Les films français qui évoquent les années sida ("Les nuits fauves" de Cyril Collard en 1992,"Les témoins" d'André Téchiné en 2007 et dix ans après "120 battements par minute" de Robin Campillo) ont en commun un sentiment d'urgence qui poussent les personnages à vivre plus vite et plus fort que la normale. "120 battements par minute" réussit en prime l'exploit de traduire cette intensité dans sa sa mise en scène alors qu'il s'agit d'un film rétrospectif (ce que n'étaient pas "Les Nuits fauves", film-testament d'un réalisateur alors en phase terminale de la maladie et témoin direct de cette époque).
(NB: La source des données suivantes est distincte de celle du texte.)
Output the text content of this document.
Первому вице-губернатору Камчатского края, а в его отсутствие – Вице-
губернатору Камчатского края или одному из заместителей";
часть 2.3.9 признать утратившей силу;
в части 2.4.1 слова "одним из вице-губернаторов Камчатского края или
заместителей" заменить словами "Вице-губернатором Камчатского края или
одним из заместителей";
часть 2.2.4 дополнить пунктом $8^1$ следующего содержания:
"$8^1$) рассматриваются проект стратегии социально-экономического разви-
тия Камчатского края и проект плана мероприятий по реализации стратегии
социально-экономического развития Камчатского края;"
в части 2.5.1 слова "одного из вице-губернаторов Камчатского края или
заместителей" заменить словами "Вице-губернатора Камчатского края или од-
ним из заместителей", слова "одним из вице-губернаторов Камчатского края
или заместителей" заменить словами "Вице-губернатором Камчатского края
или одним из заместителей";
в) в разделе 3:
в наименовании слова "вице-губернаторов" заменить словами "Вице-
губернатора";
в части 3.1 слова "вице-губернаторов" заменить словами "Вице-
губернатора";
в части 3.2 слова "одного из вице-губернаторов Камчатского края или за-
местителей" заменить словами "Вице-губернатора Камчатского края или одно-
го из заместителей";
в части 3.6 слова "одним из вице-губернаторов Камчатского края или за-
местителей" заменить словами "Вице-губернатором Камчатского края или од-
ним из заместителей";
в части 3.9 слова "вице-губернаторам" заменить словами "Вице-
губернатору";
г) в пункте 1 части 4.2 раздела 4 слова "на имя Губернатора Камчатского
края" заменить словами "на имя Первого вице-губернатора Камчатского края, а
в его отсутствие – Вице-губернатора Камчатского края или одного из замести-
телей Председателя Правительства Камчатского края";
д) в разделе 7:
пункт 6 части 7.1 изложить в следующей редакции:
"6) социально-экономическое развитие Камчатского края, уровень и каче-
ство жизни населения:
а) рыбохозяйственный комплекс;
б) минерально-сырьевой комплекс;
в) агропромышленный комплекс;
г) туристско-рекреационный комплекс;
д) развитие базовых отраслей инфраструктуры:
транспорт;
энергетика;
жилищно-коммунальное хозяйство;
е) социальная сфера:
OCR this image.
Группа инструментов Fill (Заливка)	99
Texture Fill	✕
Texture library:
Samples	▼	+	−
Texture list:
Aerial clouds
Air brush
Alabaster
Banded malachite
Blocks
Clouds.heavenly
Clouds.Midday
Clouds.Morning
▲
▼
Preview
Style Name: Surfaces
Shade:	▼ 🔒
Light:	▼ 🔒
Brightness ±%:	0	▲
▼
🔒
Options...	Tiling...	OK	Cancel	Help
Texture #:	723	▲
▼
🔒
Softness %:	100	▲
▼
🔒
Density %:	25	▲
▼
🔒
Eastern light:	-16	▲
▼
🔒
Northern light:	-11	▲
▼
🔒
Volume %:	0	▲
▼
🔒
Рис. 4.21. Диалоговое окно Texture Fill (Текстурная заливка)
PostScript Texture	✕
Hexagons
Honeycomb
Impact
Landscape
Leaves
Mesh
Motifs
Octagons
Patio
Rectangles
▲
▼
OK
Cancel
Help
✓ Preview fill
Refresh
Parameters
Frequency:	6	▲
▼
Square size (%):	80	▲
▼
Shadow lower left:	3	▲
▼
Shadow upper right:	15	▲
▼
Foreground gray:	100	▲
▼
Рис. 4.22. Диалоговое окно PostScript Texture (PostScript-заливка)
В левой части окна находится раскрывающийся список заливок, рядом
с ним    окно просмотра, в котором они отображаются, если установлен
"120 battements par minute" choisit l'angle militant pour traiter son sujet. A une époque où le sida était encore tabou donc dissimulé et où les groupes les plus touchés (homosexuels, toxicomanes, prostitué(e)s, hémophiles) étaient stigmatisés ou sacrifiés sur l'autel de la "raison d'Etat" (le scandale du sang contaminé), l'association "Act-Up" décidait avec ses opérations coups de poing de jeter un maximum de pavés dans la mare pour être vue et entendue, quitte à verser dans l'outrance. Le film saisit avec une grande justesse le contraste saisissant entre les réunions compassées des pouvoirs publics et des laboratoires et l'énergie fiévreuse et enragée des militants qui leur balancent à la figure des cendres ou du (faux) sang. Il les montre également faisant de la prévention sauvage pour briser l'omerta dans les lycées. Le film est aussi une plongée immersive au cœur des réunions très animées de l'association et ses méthodes proches de la démocratie directe. Enfin il relie cet engagement collectif à des destins individuels. Le personnage le plus fascinant à cet égard est celui de Sean joué par l'extraordinaire acteur argentin Nahuel Perez Biscayart. Comme dans "Au Revoir Là-Haut" d'Albert Dupontel, il interprète un personnage sensible et révolté fauché en pleine jeunesse.

Agnès Varda (qui dans "Cléo de 5 à 7" filme un tableau d'Hans Baldung Grien intitulé "La jeune fille et la mort" dont s'est inspiré Cyril Collard pour "Les nuits fauves") disait que l'art en général et le cinéma en particulier traitaient des deux plus insondables mystères de l'humanité: celui du sexe et celui de la mort. "120 battements par minute" lie inextricablement Eros et Thanatos, des scènes intimes crues (pas seulement physiques mais aussi morales) à la mort qui rôde, l'un se nourrissant de l'autre et lui donnant son sens.